Best Practices in Multidisciplinary Care in AML - Episode 9

Additional Agents for AML Maintenance Therapy

Cole McCoy, PharmD, and Danielle Marcotulli, APN, RN, MSN, FNP-BC, AOCNP explain the additional agents being studied as maintenance therapy options.

Ryan Haumschild, PharmD, MS, MBA: Speaking of those more innovative agents that are coming, [or have been coming] to market, Dr. McCoy, do you have any others that you want to add? I know we heard a preview of those agents, but [would you like] to talk more in depth about anything?

Cole McCoy, PharmD: Dr. McCloskey did a great job of explaining the specific agents, as well as the goal of maintenance therapy. As of now, in the NCCN [National Comprehensive Cancer Network] guidelines, the only kind of agents are sorafenib for patients that had a FLT3 mutation. We used to use sorafenib in the upfront setting, but [that has] been replaced by newer, more targeted FLT3 inhibitors. However, that's still in the guidelines for patients in maintenance. One study [that Dr. McCloskey] talked about a little with that flip is post transplant. We have a study at our institution [that is] looking at gilteritinib in maintenance. They get gilteritinib vs placebo. We have several patients on that study currently. The other agent that [Dr. McCloskey] talked about that's currently in the NCCN is oral azacytidine, [but he's] talking about different immunotherapies as well. It's an evolving area of practice in AML [acute myeloid leukemia].

Ryan Haumschild, PharmD, MS, MBA: It's never bad to inject some more treatment options, especially ones that can be tolerated. We're talking about maintenance therapy, but what about for those patients in remission where there's no transplant plan? [Is there] anything else that you think is going to be innovative there? What type of treatment do you typically utilize in that space?

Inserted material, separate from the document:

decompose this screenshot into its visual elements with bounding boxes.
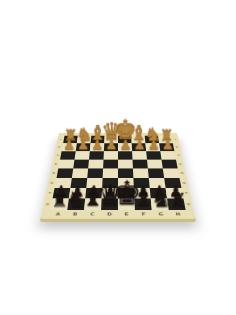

Cole McCoy, PharmD: I haven’t worked at an institution that is a big transplant center. We have a lot of patients that do go on to receive a transplant, so we push in that area. There are patients that aren't good candidates for transplant, or they just don't want to go to transplant. I've seen [oral azacytidine used] a couple times, but we don't have too many patients on it because it's a niche population.

Ryan Haumschild, PharmD, MS, MBA: We talked about earlier patient education, and when we talk about maintenance therapy, we've got to prepare patients. That's important so they understand what the journey is early on. When they get to that point where they're done with transplant or they're transplant ineligible, they [can] understand the next steps in therapy. Danielle, you deal with a lot of patients where you're having to educate them, provide expectations. How do you approach the discussion of maintenance therapy with your patients?

Danielle Marcotulli, APN, RN, MSN, FNP-BC, AOCNP: A few people have already mentioned it, but it's important to have this conversation early on. Patients, oftentimes, have been through induction and multiple consolidations. They've been away from their family. They've been in the hospital. When you start to talk to them about a maintenance therapy, their immediate response is, "No. I did my chemotherapy. I want to live my life." It's important to tell them that they can maintain their quality of life. This is gentle; it's well-tolerated. You can go on vacations. You can do what you want to do, and it's going to help you in the long run. That conversation needs to when they're getting their intensive consolidation so they're prepared for that moving forward.

This transcript has been edited for clarity.